I once tried to rescue a tiny mouse where I worked. They had put out glue traps, which I think is absolutely horrible. I found the tiny little mouse trapped but still alive. I rode the bus to and from work at the time and had the mouse (still stuck to the trap) in a small box on my lap. When I got home I proceeded to cut the fur away and get him free. It took a couple hours altogether. I have no idea how long he had been stuck but I'm certain that the glue was toxic and even though I couldn't ultimately save him I at least made his last few hours more comfortable. I was heavy into journaling at the time and wrote a long entry that ultimately became stained with tears. I buried him in the garden of my apartment building.
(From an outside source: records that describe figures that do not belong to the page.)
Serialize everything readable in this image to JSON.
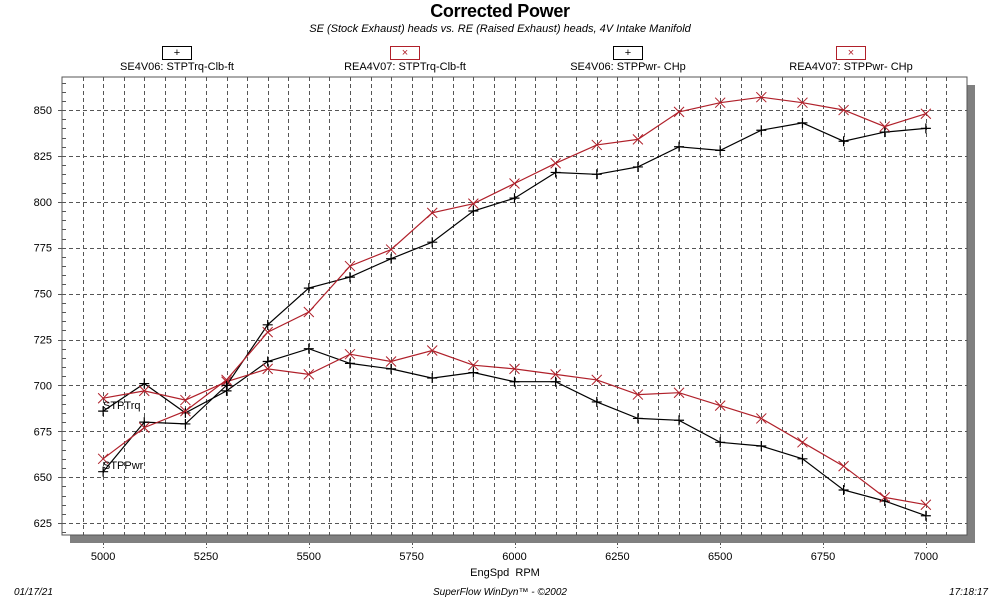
{
  "chart_data": {
    "type": "line",
    "title": "Corrected Power",
    "subtitle": "SE (Stock Exhaust) heads vs. RE (Raised Exhaust) heads, 4V Intake Manifold",
    "xlabel": "EngSpd  RPM",
    "ylabel": "",
    "xlim": [
      4900,
      7100
    ],
    "ylim": [
      618.5,
      868
    ],
    "x_ticks": [
      5000,
      5250,
      5500,
      5750,
      6000,
      6250,
      6500,
      6750,
      7000
    ],
    "y_ticks": [
      625,
      650,
      675,
      700,
      725,
      750,
      775,
      800,
      825,
      850
    ],
    "grid": true,
    "legend_position": "top",
    "x": [
      5000,
      5100,
      5200,
      5300,
      5400,
      5500,
      5600,
      5700,
      5800,
      5900,
      6000,
      6100,
      6200,
      6300,
      6400,
      6500,
      6600,
      6700,
      6800,
      6900,
      7000
    ],
    "series": [
      {
        "name": "SE4V06: STPTrq-Clb-ft",
        "color": "#000000",
        "marker": "plus",
        "values": [
          686,
          701,
          685,
          697,
          713,
          720,
          712,
          709,
          704,
          707,
          702,
          702,
          691,
          682,
          681,
          669,
          667,
          660,
          643,
          637,
          629
        ]
      },
      {
        "name": "REA4V07: STPTrq-Clb-ft",
        "color": "#b0202a",
        "marker": "x",
        "values": [
          693,
          697,
          692,
          702,
          709,
          706,
          717,
          713,
          719,
          711,
          709,
          706,
          703,
          695,
          696,
          689,
          682,
          669,
          656,
          639,
          635
        ]
      },
      {
        "name": "SE4V06: STPPwr- CHp",
        "color": "#000000",
        "marker": "plus",
        "values": [
          653,
          680,
          679,
          700,
          733,
          753,
          759,
          769,
          778,
          795,
          802,
          816,
          815,
          819,
          830,
          828,
          839,
          843,
          833,
          838,
          840
        ]
      },
      {
        "name": "REA4V07: STPPwr- CHp",
        "color": "#b0202a",
        "marker": "x",
        "values": [
          660,
          677,
          686,
          703,
          729,
          740,
          765,
          774,
          794,
          799,
          810,
          821,
          831,
          834,
          849,
          854,
          857,
          854,
          850,
          841,
          848
        ]
      }
    ],
    "annotations": [
      {
        "text": "STPTrq",
        "x": 5000,
        "y": 690
      },
      {
        "text": "STPPwr",
        "x": 5000,
        "y": 656
      }
    ]
  },
  "legend": {
    "marker_plus": "+",
    "marker_x": "×"
  },
  "footer": {
    "date": "01/17/21",
    "credit": "SuperFlow WinDyn™ - ©2002",
    "time": "17:18:17"
  },
  "colors": {
    "black_series": "#000000",
    "red_series": "#b0202a",
    "grid": "#555555",
    "shadow": "#808080"
  }
}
I think the death of any creature is terrible. When we form an emotional connection it becomes especially hard to cope with. Our little bundles of furry love have forever changed us for the better. And their loss changes us yet again. I only hope that you continue to push through this terrible grief and that each day gets a little easier.
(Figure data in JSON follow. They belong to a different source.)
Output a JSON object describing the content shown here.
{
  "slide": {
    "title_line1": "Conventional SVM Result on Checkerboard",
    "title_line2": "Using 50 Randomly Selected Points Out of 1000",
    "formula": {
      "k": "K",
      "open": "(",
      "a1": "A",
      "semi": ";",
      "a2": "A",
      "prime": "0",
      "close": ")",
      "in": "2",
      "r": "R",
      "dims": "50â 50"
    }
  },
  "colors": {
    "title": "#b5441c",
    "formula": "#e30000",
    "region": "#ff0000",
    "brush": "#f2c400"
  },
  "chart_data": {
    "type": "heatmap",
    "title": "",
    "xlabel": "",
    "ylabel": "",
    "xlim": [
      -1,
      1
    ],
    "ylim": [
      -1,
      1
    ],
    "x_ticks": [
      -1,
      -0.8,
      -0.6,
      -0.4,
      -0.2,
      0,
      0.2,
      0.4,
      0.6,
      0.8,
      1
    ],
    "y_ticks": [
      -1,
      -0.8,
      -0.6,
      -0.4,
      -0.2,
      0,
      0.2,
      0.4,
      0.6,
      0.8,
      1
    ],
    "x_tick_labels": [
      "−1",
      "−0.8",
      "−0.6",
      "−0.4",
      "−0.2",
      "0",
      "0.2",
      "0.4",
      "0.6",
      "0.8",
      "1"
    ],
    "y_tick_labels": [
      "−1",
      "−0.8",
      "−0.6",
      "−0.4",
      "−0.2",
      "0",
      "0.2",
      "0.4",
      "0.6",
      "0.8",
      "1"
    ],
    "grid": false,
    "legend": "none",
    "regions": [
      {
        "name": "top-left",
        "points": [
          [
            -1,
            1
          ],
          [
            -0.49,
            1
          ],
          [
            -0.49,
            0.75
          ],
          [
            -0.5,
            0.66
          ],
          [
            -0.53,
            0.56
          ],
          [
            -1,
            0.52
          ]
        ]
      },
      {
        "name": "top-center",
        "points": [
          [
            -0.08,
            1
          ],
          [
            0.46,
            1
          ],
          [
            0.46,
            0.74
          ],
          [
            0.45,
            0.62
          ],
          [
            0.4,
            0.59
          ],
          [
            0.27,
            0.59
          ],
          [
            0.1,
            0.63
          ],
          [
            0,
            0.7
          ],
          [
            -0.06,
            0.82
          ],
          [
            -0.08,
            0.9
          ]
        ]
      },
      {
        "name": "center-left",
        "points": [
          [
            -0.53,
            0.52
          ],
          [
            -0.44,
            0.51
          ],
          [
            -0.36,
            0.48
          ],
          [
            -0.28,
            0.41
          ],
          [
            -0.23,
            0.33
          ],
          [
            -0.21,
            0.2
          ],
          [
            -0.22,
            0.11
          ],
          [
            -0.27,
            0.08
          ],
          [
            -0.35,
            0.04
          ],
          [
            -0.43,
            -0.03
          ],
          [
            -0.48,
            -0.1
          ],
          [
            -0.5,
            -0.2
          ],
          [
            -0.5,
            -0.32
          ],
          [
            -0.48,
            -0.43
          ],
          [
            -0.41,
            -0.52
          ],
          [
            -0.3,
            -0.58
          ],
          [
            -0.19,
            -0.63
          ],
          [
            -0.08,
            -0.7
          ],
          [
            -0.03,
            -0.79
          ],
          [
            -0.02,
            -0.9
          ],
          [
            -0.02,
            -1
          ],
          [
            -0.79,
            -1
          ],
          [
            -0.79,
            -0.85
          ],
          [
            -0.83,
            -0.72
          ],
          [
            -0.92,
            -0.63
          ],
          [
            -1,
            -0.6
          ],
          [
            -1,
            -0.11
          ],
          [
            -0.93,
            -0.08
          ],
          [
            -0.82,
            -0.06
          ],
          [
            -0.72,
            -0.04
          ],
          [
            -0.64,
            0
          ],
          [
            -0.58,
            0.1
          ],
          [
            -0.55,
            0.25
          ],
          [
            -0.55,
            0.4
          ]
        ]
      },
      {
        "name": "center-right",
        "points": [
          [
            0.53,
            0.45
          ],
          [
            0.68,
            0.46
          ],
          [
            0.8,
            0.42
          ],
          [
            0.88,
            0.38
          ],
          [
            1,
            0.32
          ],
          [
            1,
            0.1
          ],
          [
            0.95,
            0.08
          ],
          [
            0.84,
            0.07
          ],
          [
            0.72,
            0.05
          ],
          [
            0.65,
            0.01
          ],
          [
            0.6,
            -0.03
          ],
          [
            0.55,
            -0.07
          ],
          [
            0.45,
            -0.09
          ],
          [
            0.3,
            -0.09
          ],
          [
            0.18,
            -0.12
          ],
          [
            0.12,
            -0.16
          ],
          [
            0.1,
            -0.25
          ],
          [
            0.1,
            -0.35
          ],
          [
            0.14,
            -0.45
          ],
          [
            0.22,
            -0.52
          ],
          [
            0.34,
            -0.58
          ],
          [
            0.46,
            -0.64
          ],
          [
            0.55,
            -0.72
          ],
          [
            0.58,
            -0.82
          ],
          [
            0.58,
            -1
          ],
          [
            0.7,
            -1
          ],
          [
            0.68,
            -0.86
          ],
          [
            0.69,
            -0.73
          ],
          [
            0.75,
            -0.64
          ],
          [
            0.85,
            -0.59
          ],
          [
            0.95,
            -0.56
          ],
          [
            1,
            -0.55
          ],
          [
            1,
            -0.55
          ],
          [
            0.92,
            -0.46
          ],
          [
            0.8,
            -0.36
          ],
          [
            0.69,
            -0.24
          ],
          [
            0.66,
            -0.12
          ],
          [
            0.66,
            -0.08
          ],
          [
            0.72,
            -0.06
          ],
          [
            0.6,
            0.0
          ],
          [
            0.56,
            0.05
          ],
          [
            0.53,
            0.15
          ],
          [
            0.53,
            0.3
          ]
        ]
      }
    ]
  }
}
Today is one week since my little Gabby passed. It's so difficult. Almost unbearable. I keep wishing her back. Wishing this was all some awful nightmare. Almost too hard to go on. But we must endure.
Please be well and find happiness when you can.
John
missy
Jun 20 2010, 09:51 PM
Your story about the mouse made me cry. It is so sad what people do to animals that they don't consider "pets". It is heartbreaking. It's good to know there are people like you who care about all animals
.
I'm hanging in there. Some days are worse than others. I find I can distract myself from Opie's passing, but every once in a while something will trigger a certain memory and I will fall apart. It will be 4 months since he died this Friday. In some ways it feels like it was yesterday. I don't know when I will get over it. I am actually moving in a couple of months. I partly decided because there are too many memories here that break my heart all the time. A new place will help me heal and give me a new start. I feel sad though that Opie won't be there with me to see the new place....but I am bringing his ashes, so it will kind of be like he is there too. My other cat Lily will get a fresh start too. Even though it has been 4 month since Opie died, she still looks for him and expects him to pop out of his usual spots. A new place will be good for her too I think.
Anyways, thank you so much for your response.
missy
Jun 25 2010, 09:38 AM
It was four months ago today Opie died. My heart breaks for him everyday.